Моя диссертация «Макс Касл: голливудские годы (1925–1941)» представляла собой весьма квалифицированное исследование по всем фильмам моей касловской коллекции, исключая «Иуду». Однажды вечером я вручил Клер экземпляр диссертации в подарочном переплете, причем выказал больше торжественности и почтения, чем по отношению к научному руководителю. Она той ночью взяла его с собой в кровать и, к моему удивлению, прочла от корки до корки. Я не мог понять, почему Клер это делает, ведь она работала над этим томом вместе со мной, глава за главой, страница за страницей. Я лежал рядом с ней, ловя хоть какие-нибудь знаки одобрения, может быть, даже похвалы за то, что я придал ее мыслям ту рельефность, тот блеск, которых они заслуживали. Ее лицо оставалось неподвижной маской, лишь временами оно зловеще омрачалось. Закончив чтение, она положила том на простыни и медленно, до самого фильтра, выкурила свою сигарету. Ее глаза смотрели куда-то вдаль. Я не осмелился тревожить такой взгляд вопросами.

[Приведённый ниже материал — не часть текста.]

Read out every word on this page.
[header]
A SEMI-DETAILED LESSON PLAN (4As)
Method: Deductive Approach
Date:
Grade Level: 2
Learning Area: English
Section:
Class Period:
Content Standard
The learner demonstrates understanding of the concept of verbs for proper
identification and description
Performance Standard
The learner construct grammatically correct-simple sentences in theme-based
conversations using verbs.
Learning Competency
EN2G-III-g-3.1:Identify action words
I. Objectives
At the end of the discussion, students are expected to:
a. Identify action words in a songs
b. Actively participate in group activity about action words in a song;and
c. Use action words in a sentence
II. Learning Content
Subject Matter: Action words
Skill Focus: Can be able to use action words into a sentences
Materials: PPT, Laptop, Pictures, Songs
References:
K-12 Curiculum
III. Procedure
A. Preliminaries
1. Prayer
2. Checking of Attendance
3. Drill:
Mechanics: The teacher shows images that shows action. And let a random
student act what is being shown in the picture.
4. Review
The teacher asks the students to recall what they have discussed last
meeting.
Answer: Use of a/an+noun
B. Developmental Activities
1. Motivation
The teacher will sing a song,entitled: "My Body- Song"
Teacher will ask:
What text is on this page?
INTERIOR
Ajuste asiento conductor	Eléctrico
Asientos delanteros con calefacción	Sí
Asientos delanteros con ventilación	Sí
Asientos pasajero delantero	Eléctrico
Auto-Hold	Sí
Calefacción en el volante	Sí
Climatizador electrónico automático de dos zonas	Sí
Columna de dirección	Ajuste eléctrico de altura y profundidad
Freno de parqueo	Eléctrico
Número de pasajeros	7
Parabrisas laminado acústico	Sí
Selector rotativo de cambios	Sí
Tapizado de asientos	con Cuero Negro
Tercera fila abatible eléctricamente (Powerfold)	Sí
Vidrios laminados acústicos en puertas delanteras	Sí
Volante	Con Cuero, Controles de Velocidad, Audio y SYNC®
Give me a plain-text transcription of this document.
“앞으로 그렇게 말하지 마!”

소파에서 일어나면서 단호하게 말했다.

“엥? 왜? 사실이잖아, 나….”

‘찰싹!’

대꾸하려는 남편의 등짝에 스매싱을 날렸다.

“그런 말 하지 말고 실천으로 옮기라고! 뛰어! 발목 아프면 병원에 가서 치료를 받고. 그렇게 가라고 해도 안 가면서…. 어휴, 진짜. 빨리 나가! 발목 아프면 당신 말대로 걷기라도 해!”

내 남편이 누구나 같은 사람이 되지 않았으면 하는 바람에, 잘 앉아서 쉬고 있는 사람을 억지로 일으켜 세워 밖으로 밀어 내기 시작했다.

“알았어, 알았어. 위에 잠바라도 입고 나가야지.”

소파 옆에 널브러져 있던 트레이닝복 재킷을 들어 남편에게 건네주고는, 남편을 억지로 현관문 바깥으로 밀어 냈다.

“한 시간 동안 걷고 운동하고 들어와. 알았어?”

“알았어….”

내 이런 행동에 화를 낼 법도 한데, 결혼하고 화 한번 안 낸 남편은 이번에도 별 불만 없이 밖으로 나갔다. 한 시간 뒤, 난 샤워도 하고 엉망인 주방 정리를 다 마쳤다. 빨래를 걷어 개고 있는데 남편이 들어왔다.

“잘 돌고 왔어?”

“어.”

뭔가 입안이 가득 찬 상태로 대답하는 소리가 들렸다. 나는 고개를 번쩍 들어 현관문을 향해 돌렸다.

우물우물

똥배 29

Так продолжалось довольно долго. Потом я заметил слезу в уголке ее глаза, но выражение лица оставалось непроницаемым. Наконец она повернулась ко мне. Она потянула вниз ночную рубашку — обнажилась ее пышная левая грудь. Клер сознательно предлагала мне ее, направляя в сторону моих губ. Приглашение было знакомым. Я придвинулся к ней, уже ощущая вкус ее соска, но не успели мои губы коснуться его, как она спрятала грудь и я остался ни с чем.

— Вот и все, малыш, — отрубила она. В ее голосе слышалась какая-то уничижительная окончательность, — Можешь считать, что твой грудной возраст кончился.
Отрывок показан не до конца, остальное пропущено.